最大の争点だった自社株売却益の売り上げ計上の是非について、宮内被告側は「当初から不正の認識はなかった」と主張したが、中川裁判長は「複数の組合を介在させ、海外の証券会社を使って自社株売却を行い、発覚しづらくした」と一審判決を追認。「公認会計士の指摘を抑えて犯行に及んでおり、不正な会計処理との認識はあった」とした。
その上で「証券市場に与えた影響は非常に重い」と指摘。「反省の態度を見せても執行猶予が相当とは言えない」「主導的な立場。当時多額の報酬を得ていたと推認できる」と実刑の理由を述べた。
一方で、捜査段階から一貫して事実関係を詳細に供述し、事件の解明に協力してきたと指摘。「元社長堀江貴文被告(35)=上告=に迎合した側面がある。民事訴訟の解決に向けた相当の努力をしており、酌むべき事情もある」と述べた。

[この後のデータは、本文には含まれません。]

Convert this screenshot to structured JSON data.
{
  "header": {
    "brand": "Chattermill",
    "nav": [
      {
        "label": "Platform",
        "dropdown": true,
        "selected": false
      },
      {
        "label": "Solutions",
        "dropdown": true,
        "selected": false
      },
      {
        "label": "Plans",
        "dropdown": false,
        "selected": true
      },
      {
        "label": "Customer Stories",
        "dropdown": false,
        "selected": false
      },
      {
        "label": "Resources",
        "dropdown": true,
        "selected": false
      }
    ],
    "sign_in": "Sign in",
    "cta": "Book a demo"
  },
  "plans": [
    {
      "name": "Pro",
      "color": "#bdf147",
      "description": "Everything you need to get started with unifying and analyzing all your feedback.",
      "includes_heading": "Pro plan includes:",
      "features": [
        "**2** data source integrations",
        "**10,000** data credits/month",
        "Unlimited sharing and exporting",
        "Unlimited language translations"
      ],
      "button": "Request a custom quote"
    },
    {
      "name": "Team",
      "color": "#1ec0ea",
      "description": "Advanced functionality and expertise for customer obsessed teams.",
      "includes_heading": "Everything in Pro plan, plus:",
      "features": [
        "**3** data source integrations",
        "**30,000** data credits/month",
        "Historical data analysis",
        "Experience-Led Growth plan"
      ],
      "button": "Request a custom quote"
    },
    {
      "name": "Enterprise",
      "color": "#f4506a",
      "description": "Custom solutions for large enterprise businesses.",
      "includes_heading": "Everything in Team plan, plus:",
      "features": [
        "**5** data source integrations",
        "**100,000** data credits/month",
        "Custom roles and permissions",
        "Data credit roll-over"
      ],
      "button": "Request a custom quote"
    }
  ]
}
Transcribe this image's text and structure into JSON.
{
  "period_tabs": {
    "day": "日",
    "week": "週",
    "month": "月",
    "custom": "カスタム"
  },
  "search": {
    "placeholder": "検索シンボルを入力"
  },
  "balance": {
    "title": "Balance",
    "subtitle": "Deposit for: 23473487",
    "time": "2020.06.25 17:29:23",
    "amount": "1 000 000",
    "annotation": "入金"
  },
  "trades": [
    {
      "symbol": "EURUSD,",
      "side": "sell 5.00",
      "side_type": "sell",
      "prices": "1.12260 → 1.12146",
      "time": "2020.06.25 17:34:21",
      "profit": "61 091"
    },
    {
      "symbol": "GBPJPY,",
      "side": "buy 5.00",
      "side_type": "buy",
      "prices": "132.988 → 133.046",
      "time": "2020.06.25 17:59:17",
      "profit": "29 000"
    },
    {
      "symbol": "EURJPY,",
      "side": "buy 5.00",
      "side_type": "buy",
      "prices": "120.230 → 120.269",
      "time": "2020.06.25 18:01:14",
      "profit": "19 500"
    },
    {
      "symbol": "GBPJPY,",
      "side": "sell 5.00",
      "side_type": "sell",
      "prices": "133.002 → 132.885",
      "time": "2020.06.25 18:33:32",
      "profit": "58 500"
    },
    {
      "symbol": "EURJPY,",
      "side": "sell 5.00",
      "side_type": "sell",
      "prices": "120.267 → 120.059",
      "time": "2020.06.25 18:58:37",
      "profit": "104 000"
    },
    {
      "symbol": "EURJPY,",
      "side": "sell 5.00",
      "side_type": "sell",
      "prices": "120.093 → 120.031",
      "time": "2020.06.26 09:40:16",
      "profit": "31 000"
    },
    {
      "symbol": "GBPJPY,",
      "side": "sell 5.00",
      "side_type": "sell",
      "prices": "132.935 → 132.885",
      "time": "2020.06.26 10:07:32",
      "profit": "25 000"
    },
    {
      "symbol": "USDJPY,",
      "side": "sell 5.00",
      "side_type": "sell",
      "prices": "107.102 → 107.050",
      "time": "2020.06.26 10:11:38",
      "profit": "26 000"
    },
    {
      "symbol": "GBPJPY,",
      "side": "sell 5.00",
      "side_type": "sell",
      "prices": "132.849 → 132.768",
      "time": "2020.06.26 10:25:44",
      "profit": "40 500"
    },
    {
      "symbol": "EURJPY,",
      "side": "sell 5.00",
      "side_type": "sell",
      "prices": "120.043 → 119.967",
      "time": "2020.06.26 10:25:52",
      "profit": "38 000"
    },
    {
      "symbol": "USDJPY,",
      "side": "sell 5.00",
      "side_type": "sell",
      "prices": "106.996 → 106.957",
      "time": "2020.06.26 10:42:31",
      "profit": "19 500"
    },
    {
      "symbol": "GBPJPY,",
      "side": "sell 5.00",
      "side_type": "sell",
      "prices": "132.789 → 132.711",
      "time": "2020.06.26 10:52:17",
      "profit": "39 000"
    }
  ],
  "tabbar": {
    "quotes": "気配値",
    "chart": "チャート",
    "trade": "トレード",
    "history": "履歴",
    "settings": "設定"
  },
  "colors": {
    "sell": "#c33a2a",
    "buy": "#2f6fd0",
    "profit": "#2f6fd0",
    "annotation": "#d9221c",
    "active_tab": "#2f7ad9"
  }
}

堀江被告は今年七月、二審でも実刑判決を受け、最高裁に上告している。
13件と和解、堀江被告と対立戦術
「執行猶予を」との主張は、控訴審でも通らなかった。東京高裁一〇一号法廷。ダークスーツ姿の宮内被告は言い渡しの瞬間、身じろぎもしなかった。
「動機、経緯に酌量の余地はない」「証券市場、社会に与えた影響は非常に重大」などと犯行を指弾する言葉が続くと、険しい表情を見せ、裁判長に鋭い視線を投げ掛けた。
「すべての責任を部下に押しつけた堀江被告と違い、真摯(しんし)に反省している」「株主との和解も進んでいる」。控訴審で宮内被告の弁護人は、実刑を下した一審判決の不当性を訴えてきた。

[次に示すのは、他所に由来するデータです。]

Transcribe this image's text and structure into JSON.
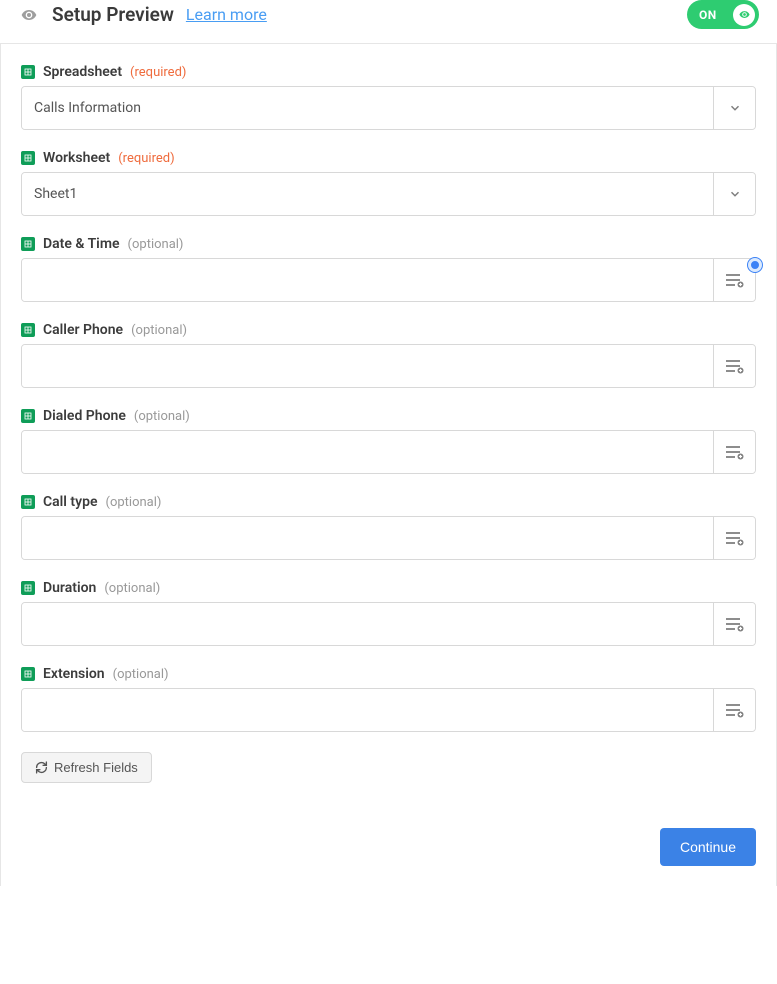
{
  "header": {
    "title": "Setup Preview",
    "learn_more": "Learn more",
    "toggle_label": "ON"
  },
  "fields": {
    "spreadsheet": {
      "label": "Spreadsheet",
      "badge": "(required)",
      "value": "Calls Information"
    },
    "worksheet": {
      "label": "Worksheet",
      "badge": "(required)",
      "value": "Sheet1"
    },
    "date_time": {
      "label": "Date & Time",
      "badge": "(optional)",
      "value": ""
    },
    "caller_phone": {
      "label": "Caller Phone",
      "badge": "(optional)",
      "value": ""
    },
    "dialed_phone": {
      "label": "Dialed Phone",
      "badge": "(optional)",
      "value": ""
    },
    "call_type": {
      "label": "Call type",
      "badge": "(optional)",
      "value": ""
    },
    "duration": {
      "label": "Duration",
      "badge": "(optional)",
      "value": ""
    },
    "extension": {
      "label": "Extension",
      "badge": "(optional)",
      "value": ""
    }
  },
  "actions": {
    "refresh": "Refresh Fields",
    "continue": "Continue"
  }
}
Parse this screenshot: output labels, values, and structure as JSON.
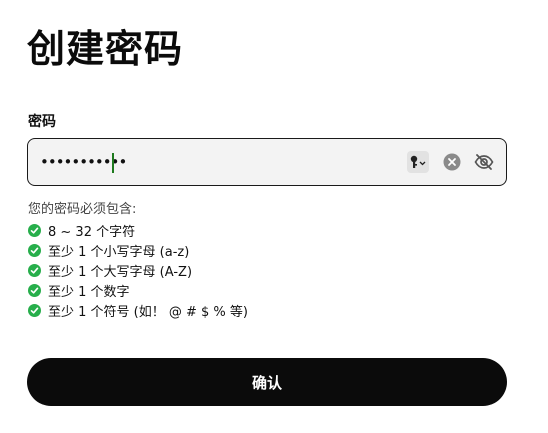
{
  "page": {
    "title": "创建密码"
  },
  "password_field": {
    "label": "密码",
    "masked_value": "•••••••••••"
  },
  "requirements": {
    "intro": "您的密码必须包含:",
    "items": [
      {
        "text": "8 ~ 32 个字符",
        "met": true
      },
      {
        "text": "至少 1 个小写字母 (a-z)",
        "met": true
      },
      {
        "text": "至少 1 个大写字母 (A-Z)",
        "met": true
      },
      {
        "text": "至少 1 个数字",
        "met": true
      },
      {
        "text": "至少 1 个符号 (如！ @ # $ % 等)",
        "met": true
      }
    ]
  },
  "confirm_button": {
    "label": "确认"
  },
  "colors": {
    "check": "#27ae4b",
    "button_bg": "#0b0b0b",
    "caret": "#1e7a1e"
  }
}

ライブドアの「ナンバー2」と言われた宮内被告は二〇〇六年五月、東京地裁の初公判で事実関係を大筋で認めて以降、無罪を主張した堀江被告と真っ向から対立してきた。
堀江被告は控訴審に一度も出廷しなかったが、宮内被告はすべて出廷。「執行猶予を求めているのに法廷に出ないのは失礼でしょう」と弁護人は言う。
ライブドア株主が同社や元幹部らに損害賠償を求めた訴訟で、宮内被告は二十件のうち十三件(原告三百九十一人)で既に和解。約五千六百万円を支払った。そのほかの株主にも一億四千万円を支払う用意をしている。

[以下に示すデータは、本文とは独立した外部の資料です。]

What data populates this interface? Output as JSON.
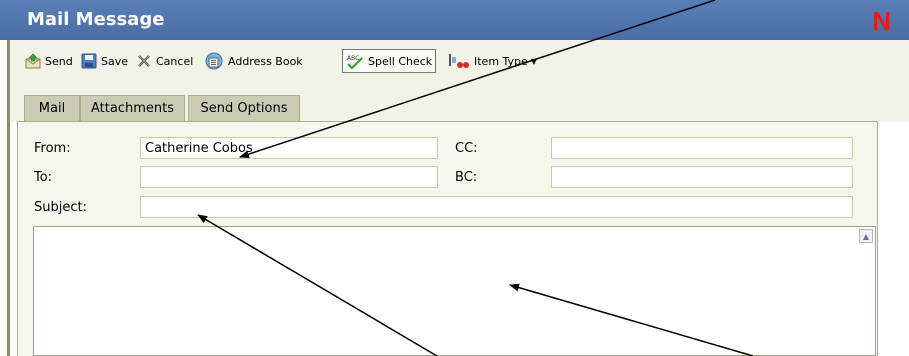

宮内被告は今、東京都内にある知人のコンピューターシステム会社で働いている。
七月の公判では「今の立場では役職に就けない。もっと意思決定にかかわりたいが、それができない自分がもどかしい」と話していた。http://www.tokyo-np.co.jp/article/national/news/CK2008091202000263.html
(東京新聞夕刊 2008/9/12)
● 宮内被告の功績もあるかもしれません、特に投資に損を与えたのは配慮が足りなかったのだろうと。